İstanbul’daki tarafsız ülke! ABD’nin Büyük Elçisi Henry Morgenthau; New York’da gayrimenkul komisyonculuğu yaparken, Woodrow Wilson’un 1912 Başkanlık seçimi sırasında, “Demokrat Parti’nin mali komite başkanlığını” yapmıştır. Wilson’un başkan seçilmesinden sonra Amerika’da Yahudilere açılan tek mevki olarak Osmanlı Büyükelçiliği ile ödüllendirildi. Morgenthau (1856- 1946) ailesi, Alman Yahudi’si olup Amerika’ya göçenlerdendir. (Belki de bu kişi’nin gerek Türk – gerekse Almanlara karşı davranışlarının ve ABD’yi İtilaf Devletleri’nin yanında savaşa sokmayı isteyen grupta yer almasının nedenlerinden biri bu geçmişten gelen bir olumsuzluk olmalıdır.) Sadece Wilson’un şahsi müdahalesi ve New York şehri Haham’ı Stephen Wise’in ısrarları sonunda Morganthau’ya bu görev ayarlandı.

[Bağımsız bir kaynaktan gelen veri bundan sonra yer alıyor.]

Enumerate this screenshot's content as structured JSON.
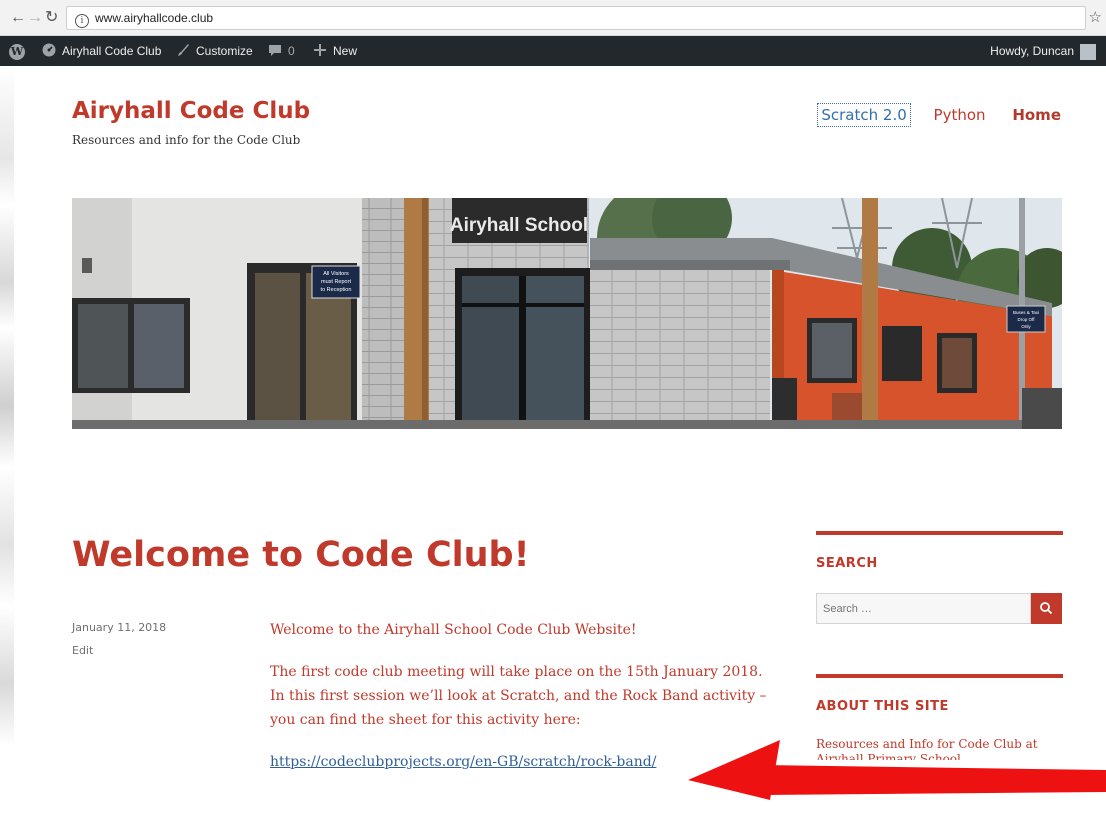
{
  "browser": {
    "url": "www.airyhallcode.club",
    "icons": [
      "back-icon",
      "forward-icon",
      "reload-icon",
      "info-icon",
      "bookmark-star-icon"
    ]
  },
  "admin_bar": {
    "site_name": "Airyhall Code Club",
    "customize": "Customize",
    "comments_count": "0",
    "new": "New",
    "greeting": "Howdy, Duncan"
  },
  "site": {
    "title": "Airyhall Code Club",
    "description": "Resources and info for the Code Club",
    "nav": [
      {
        "label": "Scratch 2.0"
      },
      {
        "label": "Python"
      },
      {
        "label": "Home"
      }
    ]
  },
  "header_image": {
    "sign_text": "Airyhall School",
    "notice_lines": [
      "All Visitors",
      "must Report",
      "to Reception"
    ],
    "small_sign_lines": [
      "Buses & Taxi",
      "Drop Off",
      "Only"
    ]
  },
  "post": {
    "title": "Welcome to Code Club!",
    "date": "January 11, 2018",
    "edit": "Edit",
    "paragraphs": [
      "Welcome to the Airyhall School Code Club Website!",
      "The first code club meeting will take place on the 15th January 2018. In this first session we’ll look at Scratch, and the Rock Band activity – you can find the sheet for this activity here:"
    ],
    "link": "https://codeclubprojects.org/en-GB/scratch/rock-band/"
  },
  "sidebar": {
    "search_title": "SEARCH",
    "search_placeholder": "Search …",
    "about_title": "ABOUT THIS SITE",
    "about_text": "Resources and Info for Code Club at Airyhall Primary School"
  },
  "colors": {
    "accent": "#c0392b",
    "admin_bar": "#23282d",
    "link": "#2f5f99",
    "annotation_arrow": "#ee1111"
  }
}
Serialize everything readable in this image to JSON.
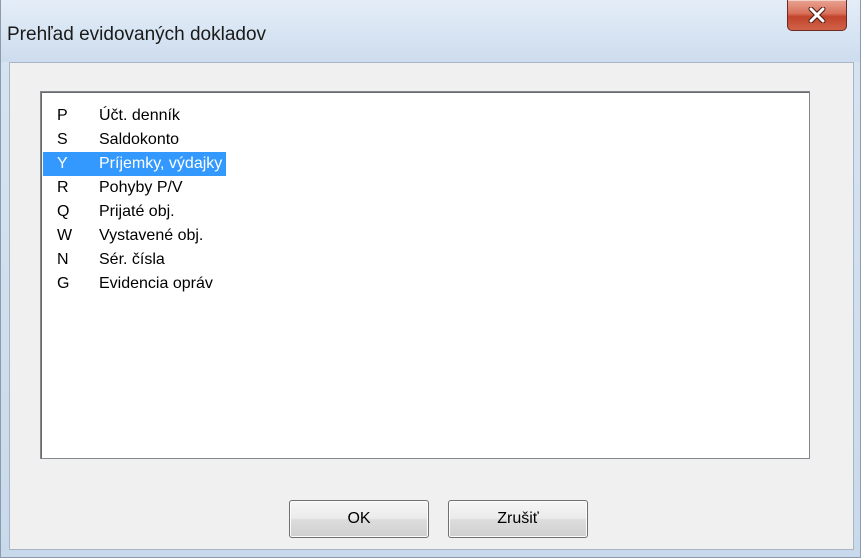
{
  "window": {
    "title": "Prehľad evidovaných dokladov",
    "close_icon": "close-x-icon"
  },
  "list": {
    "items": [
      {
        "code": "P",
        "label": "Účt. denník",
        "selected": false
      },
      {
        "code": "S",
        "label": "Saldokonto",
        "selected": false
      },
      {
        "code": "Y",
        "label": "Príjemky, výdajky",
        "selected": true
      },
      {
        "code": "R",
        "label": "Pohyby P/V",
        "selected": false
      },
      {
        "code": "Q",
        "label": "Prijaté obj.",
        "selected": false
      },
      {
        "code": "W",
        "label": "Vystavené obj.",
        "selected": false
      },
      {
        "code": "N",
        "label": "Sér. čísla",
        "selected": false
      },
      {
        "code": "G",
        "label": "Evidencia opráv",
        "selected": false
      }
    ]
  },
  "buttons": {
    "ok_label": "OK",
    "cancel_label": "Zrušiť"
  },
  "colors": {
    "selection": "#3399ff",
    "close_button": "#c2442c"
  }
}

27 Kasım 1913’te İstanbul’a gelen Büyükelçi, Türkiye’de 26 ay kadar görev yaptıktan sonra Şubat 1916’da Amerika’ya döndü. Daha sonra “Büyükelçi Morgenthau’nun Hikâyesi” adı ile yazdığı kitap o dönemde çok ilgi uyandırdı. 1920 li yıllarda siyasi kararları dahi etkiledi, halen günümüzde dahi okunabiliyor. Morganthau’nun o dönemde İstanbul’da bulunması, olaylara birinci elden şahit olduğu izlenimi vermesi, yine Ermeniler için büyük bir şans ve Türkler için yine büyük şanssızlıklardan biri olacaktır. Çünkü Morgenthau’nun hatıraları 1915 yılında Jön Türklerin Ermenilere önceden tasarlanmış ve planlanmış bir soykırım uyguladığı konusunda bir numaralı kaynak kabul edilecektir. (1)
Kitabın hazırlanması ABD’nin savaşa girmesinden sonra 26 Kasım 1917’de Başkan Wilson’a gönderdiği bir mektupla gündeme geldi. Bu mektubunda Morgenthau; ABD’nin savaş gayretlerini desteklemek amacıyla Alman ve Türk aleyhtarı bir propaganda kitabı yazmak arzusunda olduğunu bildirdi. Wilson’un olumlu yanıtı üzerine hatıralar bir ekip halinde kaleme alındı ve Antant savaş gayretlerine destek sağlayan bir savaş propaganda aracı olarak kabul edildi.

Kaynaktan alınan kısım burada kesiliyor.